A brief explanation of the Inverted Index

Ihor Kopanev
2 min readNov 19, 2019

--

The inverted index is a database index storing a mapping from content, such as words or numbers, to its locations in a database, or in a document or a set of documents. The purpose of an inverted index is to allow a fast full-text search.

To better understand what is the inverted index and how to use this index, let’s review a simple example with two documents:

  1. Document#1 with text “Recipe of pasta with sauce pesto
  2. Document#2 with text “Recipe of delicious carbonara pasta

To build the inverted index, we have to split those sentences into tokens, in our case, the tokens are words. After this, tokens will be saved with links to documents, in some cases, before saving tokens can be transformed.

The inverted index for those sentences will look like this simplified schema:

The simplified schema of the inverted index

In this inverted index, we can find a link to the document by token(a word from the text).

Let’s look at a few examples of search queries:

  • The search query “pasta recipe” will be divided into two tokens (“pasta” and “recipe”), then it will be matched with the inverted index and will return both documents with the same score(the score is a similarity of a document and a search phrase; we will review the score later in this article).
  • The search query “carbonara pasta” will give you both documents as well, but document#2 will have a bigger score then document#1. Because document#2 has both tokens (and “carbonara” and “pasta”), but document#1 has only one(“pasta”) token.
  • The search query “delicious carbonara” will give you only document#2, because this document has both tokens, and document#1 has none of them.

Sometimes we can transform tokens before saving and searching.
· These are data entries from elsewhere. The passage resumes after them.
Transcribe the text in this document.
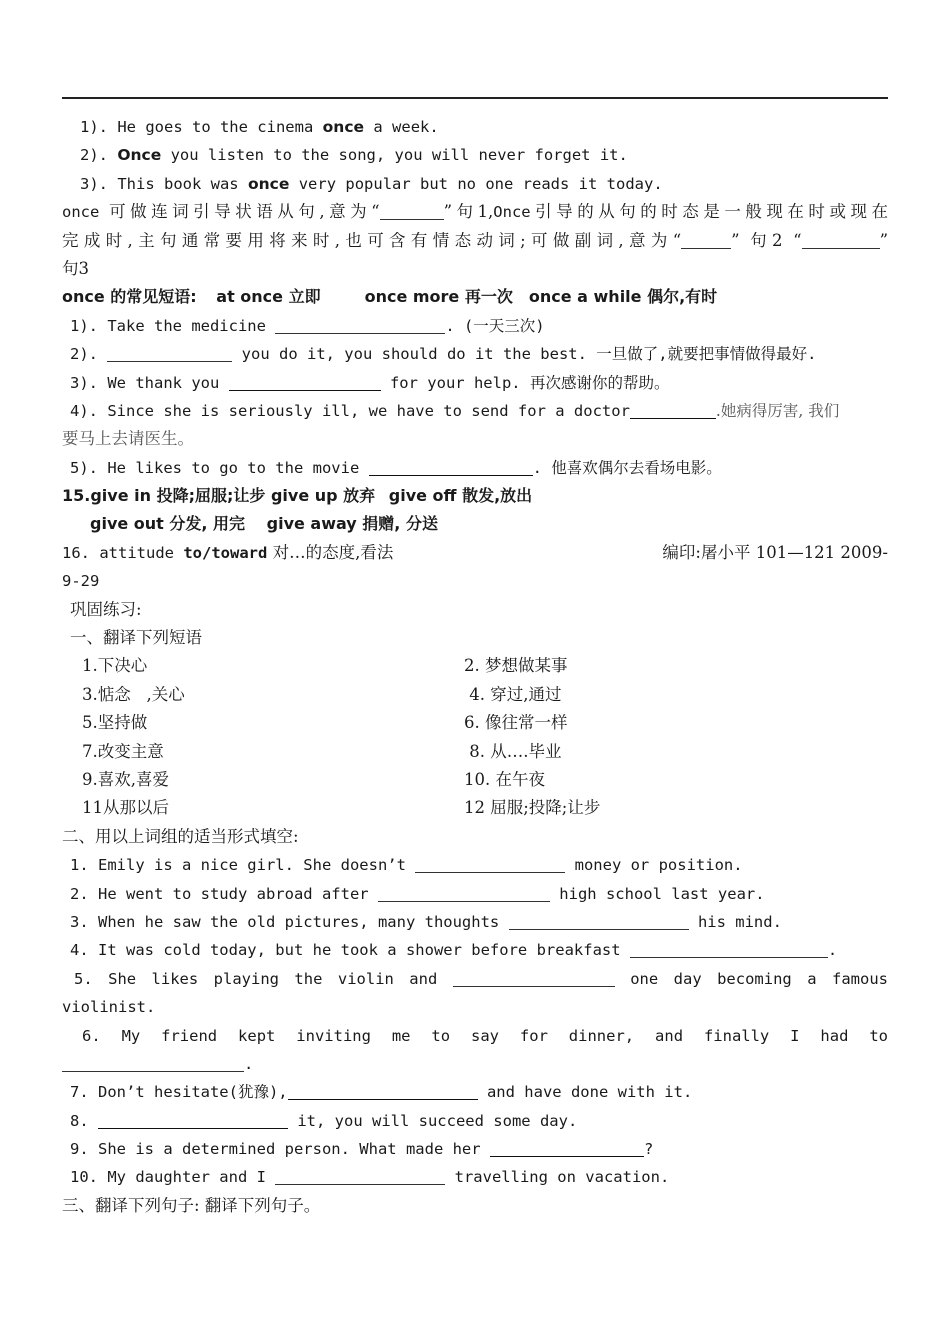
1). He goes to the cinema once a week.
2). Once you listen to the song, you will never forget it.
3). This book was once very popular but no one reads it today.
once 可做连词引导状语从句,意为“	”句1,Once引导的从句的时态是一般现在时或现在
完成时,主句通常要用将来时,也可含有情态动词;可做副词,意为“	” 句2 “	”
句3
once 的常见短语: at once 立即	once more 再一次 once a while 偶尔,有时
1). Take the medicine	. (一天三次)
2).	you do it, you should do it the best. 一旦做了,就要把事情做得最好.
3). We thank you	for your help. 再次感谢你的帮助。
4). Since she is seriously ill, we have to send for a doctor	.她病得厉害, 我们
要马上去请医生。
5). He likes to go to the movie	. 他喜欢偶尔去看场电影。
15.give in 投降;屈服;让步 give up 放弃 give off 散发,放出
give out 分发, 用完 give away 捐赠, 分送
16. attitude to/toward 对…的态度,看法	编印:屠小平 101—121 2009-
9-29
巩固练习:
一、翻译下列短语
1.下决心	2. 梦想做某事
3.惦念   ,关心	4. 穿过,通过
5.坚持做	6. 像往常一样
7.改变主意	8. 从….毕业
9.喜欢,喜爱	10. 在午夜
11从那以后	12 屈服;投降;让步
二、用以上词组的适当形式填空:
1. Emily is a nice girl. She doesn’t	money or position.
2. He went to study abroad after	high school last year.
3. When he saw the old pictures, many thoughts	his mind.
4. It was cold today, but he took a shower before breakfast	.
5. She likes playing the violin and	one day becoming a famous
violinist.
6. My friend kept inviting me to say for dinner, and finally I had to
.
7. Don’t hesitate(犹豫),	and have done with it.
8.	it, you will succeed some day.
9. She is a determined person. What made her	?
10. My daughter and I	travelling on vacation.
三、翻译下列句子: 翻译下列句子。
The most popular kinds of transformation are:

  1. Dropping of the stop words. Stop words are the most popular words in the language or in your dataset, which don’t have any semantic weight. For example, in English, it can be the following words “of”, “the”, “for”, etcetera.
  2. Lemmatization. Lemmatization is a process of changing a word to a dictionary form of the word, “running” => “run”, “walks” => “walk”, “thought” =>“think”
  3. Stemming. Stemming is a process of transforming a word into root form by cutting the ending of the word. This is similar to Lemmatization, but can not handle cases with irregular verbs, but can handle words which are not in the dictionary.

That’s all.

--

--